The three-story, 42,000 square foot center — initially expected to cost about $100 million — is slated to be built in downtown Atlanta near the Georgia Aquarium and the World of Coca-Cola. It is slated to house the Morehouse College Martin Luther King, Jr. Collection — a rotating anthology of 50,000 letters, speeches and sermons written by the civil rights icon.
Developers say the cultural institution and gallery will also highlight Atlanta's prominent role in the civil rights movement. Plans also include the construction of an auditorium, a broadcast studio and additional wings to house temporary exhibits, said the center's spokeswoman LaTasha Smith.
David Gibson, of the PNC Bank Tax Credit Investment Group, says the bank partnered with Invest Atlanta to support the center about nine months ago.
"It really supports the long-term vision of what the city's been trying to accomplish in the area," he said Wednesday night. "It was not that difficult for us to quickly see that we'd be really proud to be part of it."
Brian McGowan, CEO of Invest Atlanta, says the tax credits provided critical "last mile" support to the project, which he says may have been delayed without the funding. Smith says the center is slated to open in May of 2014.

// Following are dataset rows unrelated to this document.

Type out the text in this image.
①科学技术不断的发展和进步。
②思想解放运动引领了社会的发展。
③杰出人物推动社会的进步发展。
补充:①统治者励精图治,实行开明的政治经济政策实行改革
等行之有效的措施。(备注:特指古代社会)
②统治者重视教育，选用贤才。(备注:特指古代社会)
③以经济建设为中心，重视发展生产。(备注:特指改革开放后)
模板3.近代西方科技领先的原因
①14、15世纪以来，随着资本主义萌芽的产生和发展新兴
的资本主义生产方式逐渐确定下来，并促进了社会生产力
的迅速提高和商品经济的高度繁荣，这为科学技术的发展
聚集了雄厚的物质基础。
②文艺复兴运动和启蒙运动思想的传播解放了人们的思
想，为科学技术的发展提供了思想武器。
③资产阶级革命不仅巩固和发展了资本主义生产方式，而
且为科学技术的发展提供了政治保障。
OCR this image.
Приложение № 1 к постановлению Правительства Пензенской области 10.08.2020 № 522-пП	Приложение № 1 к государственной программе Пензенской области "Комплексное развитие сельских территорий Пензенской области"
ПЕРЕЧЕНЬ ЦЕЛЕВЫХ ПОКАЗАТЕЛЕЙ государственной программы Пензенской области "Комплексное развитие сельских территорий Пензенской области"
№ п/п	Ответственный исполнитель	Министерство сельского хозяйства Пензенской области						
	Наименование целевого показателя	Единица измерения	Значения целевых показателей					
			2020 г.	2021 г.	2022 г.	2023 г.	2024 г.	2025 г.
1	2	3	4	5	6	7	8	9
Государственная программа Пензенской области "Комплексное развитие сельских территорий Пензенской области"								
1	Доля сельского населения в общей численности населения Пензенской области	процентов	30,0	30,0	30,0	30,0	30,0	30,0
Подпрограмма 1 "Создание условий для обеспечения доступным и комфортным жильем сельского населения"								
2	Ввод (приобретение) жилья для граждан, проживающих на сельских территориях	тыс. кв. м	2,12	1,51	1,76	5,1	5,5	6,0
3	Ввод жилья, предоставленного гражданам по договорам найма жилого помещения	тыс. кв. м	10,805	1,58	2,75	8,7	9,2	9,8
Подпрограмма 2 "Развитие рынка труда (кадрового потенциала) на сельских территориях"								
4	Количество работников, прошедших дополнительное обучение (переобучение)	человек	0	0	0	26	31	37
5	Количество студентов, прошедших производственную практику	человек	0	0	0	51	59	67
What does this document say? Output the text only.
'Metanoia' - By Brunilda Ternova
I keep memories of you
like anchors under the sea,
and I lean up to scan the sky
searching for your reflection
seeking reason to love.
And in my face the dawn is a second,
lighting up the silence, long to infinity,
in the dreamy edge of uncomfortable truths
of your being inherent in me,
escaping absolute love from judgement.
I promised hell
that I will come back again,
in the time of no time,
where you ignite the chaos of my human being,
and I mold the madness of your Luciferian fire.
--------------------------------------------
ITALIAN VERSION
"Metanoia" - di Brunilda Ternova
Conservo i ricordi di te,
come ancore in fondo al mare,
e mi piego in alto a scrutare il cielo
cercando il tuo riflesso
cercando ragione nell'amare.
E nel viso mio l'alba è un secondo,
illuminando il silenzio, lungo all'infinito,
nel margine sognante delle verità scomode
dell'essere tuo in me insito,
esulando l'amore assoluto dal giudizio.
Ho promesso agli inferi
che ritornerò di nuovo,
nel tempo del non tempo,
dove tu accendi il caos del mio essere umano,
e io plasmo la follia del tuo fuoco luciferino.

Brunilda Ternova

"It allowed us to leverage the financial strength of PNC Bank and provide the much-needed capital to get this project moving and create jobs and new economic activity," he said in a statement.
The first phase of construction — set to begin in March — is expected to create 700 jobs over the next two years.
About $74 million has been raised to fund construction, and Smith says the development team is now working to secure funding for programming and an endowment. Organizers plan to launch a fundraising campaign this spring to give members of the community a chance to support the project, she said.
The Coca Cola company donated the land the center will be built on and has added a $500,000 cash commitment, Smith said. The Arthur M. Blank Family Foundation — a community development organization named after the owner of the Atlanta Falcons — has increased its initial $1 million commitment to $2.5 million, and Smith says the center's civil rights gallery will be named after the foundation.